Brandon Gercara

UP. 25.10.2022

Conversations

Joseph83, 2019

« Mon sexe assigné est femelle, mais je suis peut-être intersexe ou chimère, genderfluid masculin/neutrois.

Si je devais me présenter, je suis neuroatypique, magicien, transgenre, créole réunionnais acculturé, anarchiste écologiste et je pourrais ajouter pansexuel mais c’est pas ce qui me caractérise le plus je pense.

Même si ça a généré longtemps de gros questionnements, j’ai presque pu me définir par toutes les sexualités ; vu qu’avec ma réflexion et la transition mon statut a changé et j’ai assumé ma part attirée par des mecs tardivement.

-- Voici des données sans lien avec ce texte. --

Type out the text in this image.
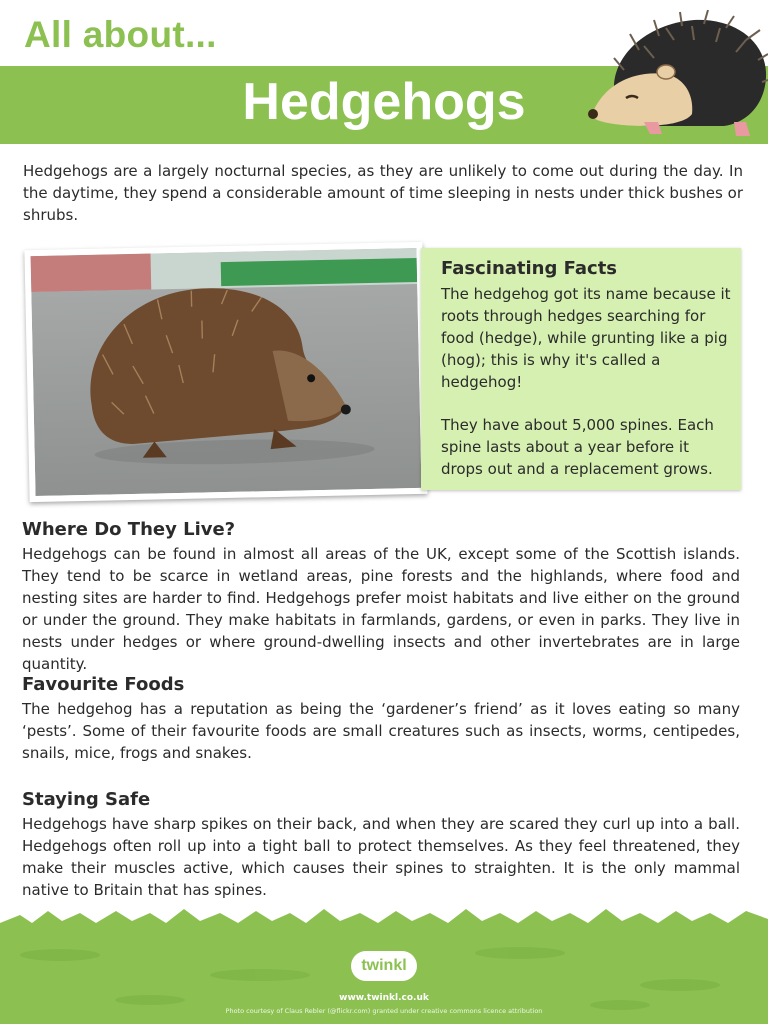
All about...
Hedgehogs

Hedgehogs are a largely nocturnal species, as they are unlikely to come out during the day. In the daytime, they spend a considerable amount of time sleeping in nests under thick bushes or shrubs.

Fascinating Facts

The hedgehog got its name because it roots through hedges searching for food (hedge), while grunting like a pig (hog); this is why it's called a hedgehog!

They have about 5,000 spines. Each spine lasts about a year before it drops out and a replacement grows.

Where Do They Live?

Hedgehogs can be found in almost all areas of the UK, except some of the Scottish islands. They tend to be scarce in wetland areas, pine forests and the highlands, where food and nesting sites are harder to find. Hedgehogs prefer moist habitats and live either on the ground or under the ground. They make habitats in farmlands, gardens, or even in parks. They live in nests under hedges or where ground-dwelling insects and other invertebrates are in large quantity.

Favourite Foods

The hedgehog has a reputation as being the ‘gardener’s friend’ as it loves eating so many ‘pests’. Some of their favourite foods are small creatures such as insects, worms, centipedes, snails, mice, frogs and snakes.

Staying Safe

Hedgehogs have sharp spikes on their back, and when they are scared they curl up into a ball. Hedgehogs often roll up into a tight ball to protect themselves. As they feel threatened, they make their muscles active, which causes their spines to straighten. It is the only mammal native to Britain that has spines.

twinkl
www.twinkl.co.uk
Photo courtesy of Claus Rebler (@flickr.com) granted under creative commons licence attribution
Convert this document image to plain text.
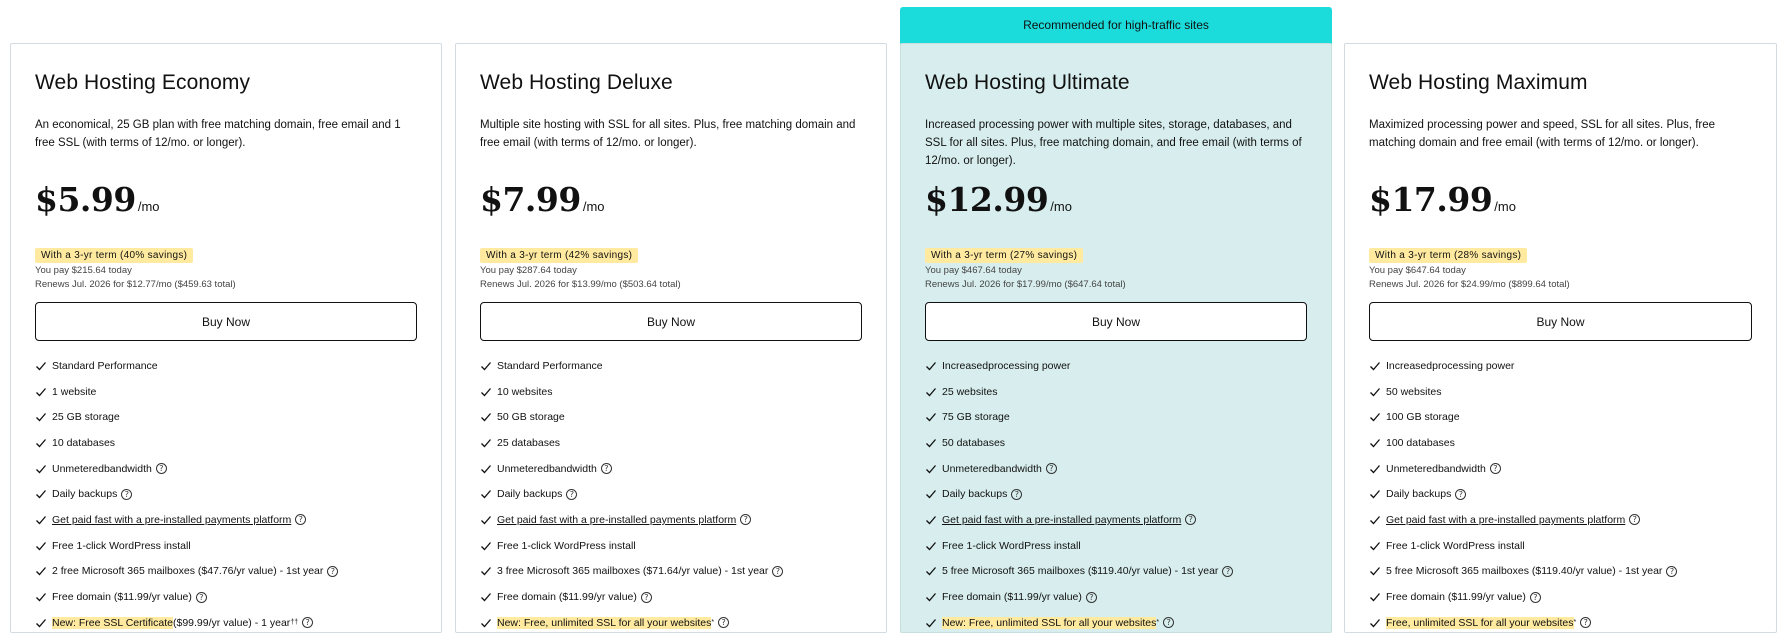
Recommended for high-traffic sites
Web Hosting Economy
An economical, 25 GB plan with free matching domain, free email and 1 free SSL (with terms of 12/mo. or longer).
$5.99 /mo
With a 3-yr term (40% savings)
You pay $215.64 today
Renews Jul. 2026 for $12.77/mo ($459.63 total)
Buy Now
Standard Performance
1 website
25 GB storage
10 databases
Unmetered bandwidth ?
Daily backups ?
Get paid fast with a pre-installed payments platform ?
Free 1-click WordPress install
2 free Microsoft 365 mailboxes ($47.76/yr value) - 1st year ?
Free domain ($11.99/yr value) ?
New: Free SSL Certificate ($99.99/yr value) - 1 year †† ?
Web Hosting Deluxe
Multiple site hosting with SSL for all sites. Plus, free matching domain and free email (with terms of 12/mo. or longer).
$7.99 /mo
With a 3-yr term (42% savings)
You pay $287.64 today
Renews Jul. 2026 for $13.99/mo ($503.64 total)
Buy Now
Standard Performance
10 websites
50 GB storage
25 databases
Unmetered bandwidth ?
Daily backups ?
Get paid fast with a pre-installed payments platform ?
Free 1-click WordPress install
3 free Microsoft 365 mailboxes ($71.64/yr value) - 1st year ?
Free domain ($11.99/yr value) ?
New: Free, unlimited SSL for all your websites * ?
Web Hosting Ultimate
Increased processing power with multiple sites, storage, databases, and SSL for all sites. Plus, free matching domain, and free email (with terms of 12/mo. or longer).
$12.99 /mo
With a 3-yr term (27% savings)
You pay $467.64 today
Renews Jul. 2026 for $17.99/mo ($647.64 total)
Buy Now
Increased processing power
25 websites
75 GB storage
50 databases
Unmetered bandwidth ?
Daily backups ?
Get paid fast with a pre-installed payments platform ?
Free 1-click WordPress install
5 free Microsoft 365 mailboxes ($119.40/yr value) - 1st year ?
Free domain ($11.99/yr value) ?
New: Free, unlimited SSL for all your websites * ?
Web Hosting Maximum
Maximized processing power and speed, SSL for all sites. Plus, free matching domain and free email (with terms of 12/mo. or longer).
$17.99 /mo
With a 3-yr term (28% savings)
You pay $647.64 today
Renews Jul. 2026 for $24.99/mo ($899.64 total)
Buy Now
Increased processing power
50 websites
100 GB storage
100 databases
Unmetered bandwidth ?
Daily backups ?
Get paid fast with a pre-installed payments platform ?
Free 1-click WordPress install
5 free Microsoft 365 mailboxes ($119.40/yr value) - 1st year ?
Free domain ($11.99/yr value) ?
Free, unlimited SSL for all your websites * ?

Il me reste essentiellement deux étapes, une que je recule par militantisme et l’autre par pauvreté. La modification de la mention du sexe à l’État civil et la chirurgie de réassignation sexuelle. J’ai subi dans ma chair et ma santé mentale la conséquence directe des oppressions, tout en ayant une face de traître bien blanchi qui peut « réussir sa vie », la bonne grosse tête de colon.

J’ai du mal à me positionner à propos de mon origine ethnique, c’est un peu le bordel ; mais ce à quoi on m’assigne, c’est yab je crois.
Je suis sorti blanc mais je suis un genre de « supermétisse » si je me fie au côté qui m’a touché directement culturellement, c’est « zoreil/malgache » et « créole d’en bas ».

J’ai galéré à me trouver dans ce foutoir. »

Joseph83


Nilesh Muktananda, 2019

« Mi lé métis, mé an fin kont kan tout domoun i wa a mwin dann somin, i wa a mwin kom in malbar. I apel a mwin le ti malbar sèk, le ti malbar pédé.

Ma mère est indienne, mon père est yab. Pendant longtemps j’ai eu du mal à me définir ; je pense que j’avais peur.

Dans ce milieu hindou, c’est un peu compliqué de faire un coming-out. Et puis pendant longtemps ça m’a donné du mal à m’accepter, la religion peut poser problème lorsqu’elle te dit quoi penser.

On m’a toujours catégorisé quand j’étais jeune ; les gens projetaient soit de la tendresse et de l’amusement soit du malaise et du déni. Forcément, c’est là où j’ai eu des difficultés à me définir. »

Nilesh Muktananda


Uriel Luc, 2019

« Kan mi té ti, ma di mon papa ke mi té yèm in garson. Li la asiz in kou, la parti grat in pé la kour, la di a mwin alé binyé nou sava la sapèl. Si le moman ma pa compri mwin, somanké sété pou èd a mwin vu ke mi té pou pléré.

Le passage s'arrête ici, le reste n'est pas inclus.